Progress towards wayland is going steady which doesn't mean much to those that don't know much about Linux. But what that means is more modern features like VRR and HDR. Not completely here yet as far as I know but that wouldn't have happened on X11
Note exactly a huge milestone but you can't discredit the steady development of pipewire. Audio was annoying as fuck before it.
Honestly, I think we're 3 years out from Windows being replacable for a gaming platform.
Anti-cheat is a big one (sure, there's "support", but if none of the games people play are supported, is that support?), but VRR and HDR are also huge.
That trifecta is the only reason I'm still sitting in Windows, and I find myself hopeful we land there sooner rather than later so I can dump Windows and never have to think about whatever dumb crap Microsoft is going to do next.
VRR works really well already - some Nvidia users might lose extra functionality like Reflex Ultra that, when paired with VRR, can smartly adjust the frame rate cap.

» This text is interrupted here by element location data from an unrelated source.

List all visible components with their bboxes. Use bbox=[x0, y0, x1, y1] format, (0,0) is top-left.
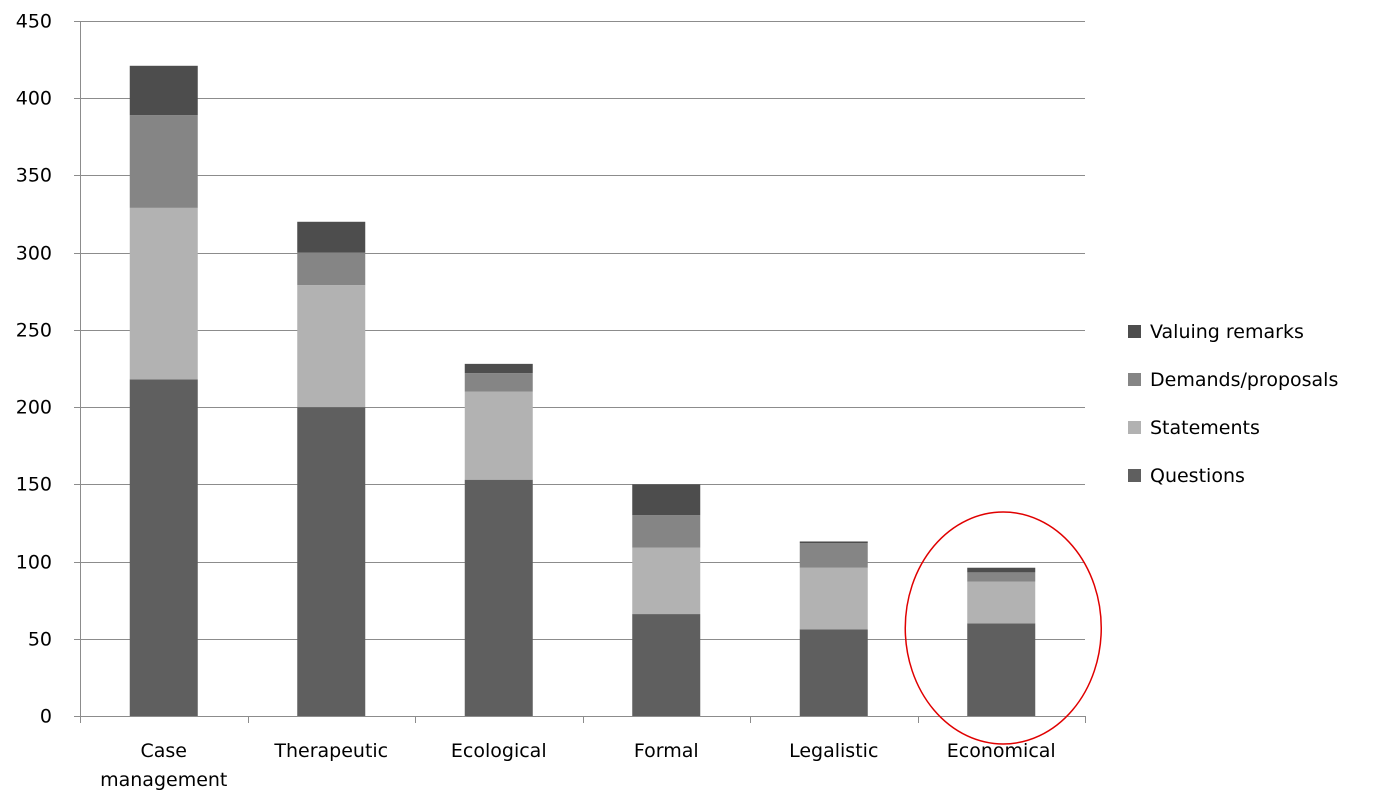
bar-segment-valuing-remarks bbox=[967, 567, 1036, 573]
legend-swatch bbox=[1128, 325, 1141, 338]
bar-segment-valuing-remarks bbox=[464, 363, 533, 374]
bar-segment-statements bbox=[799, 567, 868, 630]
legend-label: Questions bbox=[1150, 465, 1245, 487]
bar-segment-statements bbox=[464, 391, 533, 480]
y-tick-label: 350 bbox=[16, 165, 52, 187]
bar-segment-statements bbox=[297, 285, 366, 408]
bar-segment-valuing-remarks bbox=[129, 65, 198, 116]
x-category-label: Formal bbox=[634, 740, 699, 762]
x-category-label: Therapeutic bbox=[273, 740, 388, 762]
x-category-label: Case bbox=[141, 740, 188, 762]
bar-segment-questions bbox=[129, 379, 198, 716]
y-tick-label: 0 bbox=[40, 706, 52, 728]
bar-segment-demands-proposals bbox=[297, 252, 366, 286]
bars bbox=[129, 65, 1036, 716]
legend-swatch bbox=[1128, 469, 1141, 482]
x-category-label: Legalistic bbox=[789, 740, 878, 762]
y-axis-tick-labels: 0 50 100 150 200 250 300 350 400 450 bbox=[16, 11, 80, 728]
bar-segment-demands-proposals bbox=[632, 515, 701, 548]
highlight-ellipse bbox=[904, 511, 1102, 745]
legend-swatch bbox=[1128, 373, 1141, 386]
x-category-label: management bbox=[100, 769, 227, 791]
legend-label: Statements bbox=[1150, 417, 1260, 439]
highlight-annotation bbox=[904, 511, 1102, 745]
bar-segment-demands-proposals bbox=[464, 373, 533, 392]
bar-segment-demands-proposals bbox=[967, 572, 1036, 582]
bar-segment-questions bbox=[297, 407, 366, 716]
y-tick-label: 50 bbox=[28, 629, 52, 651]
bar-segment-statements bbox=[129, 207, 198, 380]
y-tick-label: 400 bbox=[16, 88, 52, 110]
gridlines bbox=[80, 21, 1085, 640]
y-tick-label: 200 bbox=[16, 397, 52, 419]
bar-segment-demands-proposals bbox=[799, 543, 868, 568]
legend-label: Demands/proposals bbox=[1150, 369, 1338, 391]
y-tick-label: 150 bbox=[16, 474, 52, 496]
x-axis-category-labels: Case management Therapeutic Ecological Forma… bbox=[100, 740, 1056, 791]
bar-segment-questions bbox=[464, 479, 533, 716]
y-tick-label: 300 bbox=[16, 243, 52, 265]
legend: Valuing remarks Demands/proposals Statemen… bbox=[1128, 321, 1338, 487]
x-category-label: Economical bbox=[947, 740, 1056, 762]
bar-segment-demands-proposals bbox=[129, 115, 198, 208]
y-tick-label: 100 bbox=[16, 552, 52, 574]
y-tick-label: 250 bbox=[16, 320, 52, 342]
bar-segment-valuing-remarks bbox=[632, 484, 701, 516]
bar-segment-valuing-remarks bbox=[297, 221, 366, 253]
bar-segment-statements bbox=[967, 581, 1036, 624]
x-category-label: Ecological bbox=[451, 740, 547, 762]
y-tick-label: 450 bbox=[16, 11, 52, 33]
bar-segment-questions bbox=[632, 614, 701, 716]
axes bbox=[80, 21, 1086, 723]
legend-label: Valuing remarks bbox=[1150, 321, 1304, 343]
legend-swatch bbox=[1128, 421, 1141, 434]
bar-segment-statements bbox=[632, 547, 701, 615]
bar-segment-questions bbox=[967, 623, 1036, 716]
bar-segment-valuing-remarks bbox=[799, 541, 868, 544]
bar-segment-questions bbox=[799, 629, 868, 716]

But VRR itself works.
HDR is a difficult beast though... It's hard even on Windows, and very problematic on Linux (though with Gamescope, KDE Plasma and Wayland you can kinda use it already).
The helpful thing is we are at a point people are starting to move over in larger numbers. With every extra person, there is more enthusiasm to get the next useful milestone completed; which will continue to bring in more people. It's pretty telling that the top PC gaming handheld is a Linux offering, not a Windows one. Just a few years ago that idea was unheard of.
As a personal anecdote, I work at a company that releases Windows software. However, in active development we have intentionally decided to not cut ourselves off from Linux and MacOS, and such OS releases are on the order of a month or three of work to make happen, rather than the complete rewrite monstrosity that is the case with our previous offerings.
I was able to switch to Wayland with an Nvidia GPU this year with the update to plasma 6. I've only been a full-time Linux user for a year now, but gaming has gone smooth, my install has been stable and Nvidia drivers are better. Arch install with LUKS encryption was very smooth with my last install a month or so ago.
And 2% of a big number is a big number. People too often misunderstand what percentages really are about and think a low percentage is akin to nothing.
In 2015 there were an estimated 2bn desktop computers actively in use in the world. That means 40m pcs running linux - a small proportion but a big number in its own right. It's roughly equivalent to the entire population of Canada.
Both stats are from worldometers.info, and there are likely more than 2bn Pcs in use now.
Pornhub's 2024 statistics show that almost 5% of traffic came from Linux devices. This number doesn't include PCs that are used purely for work (probably).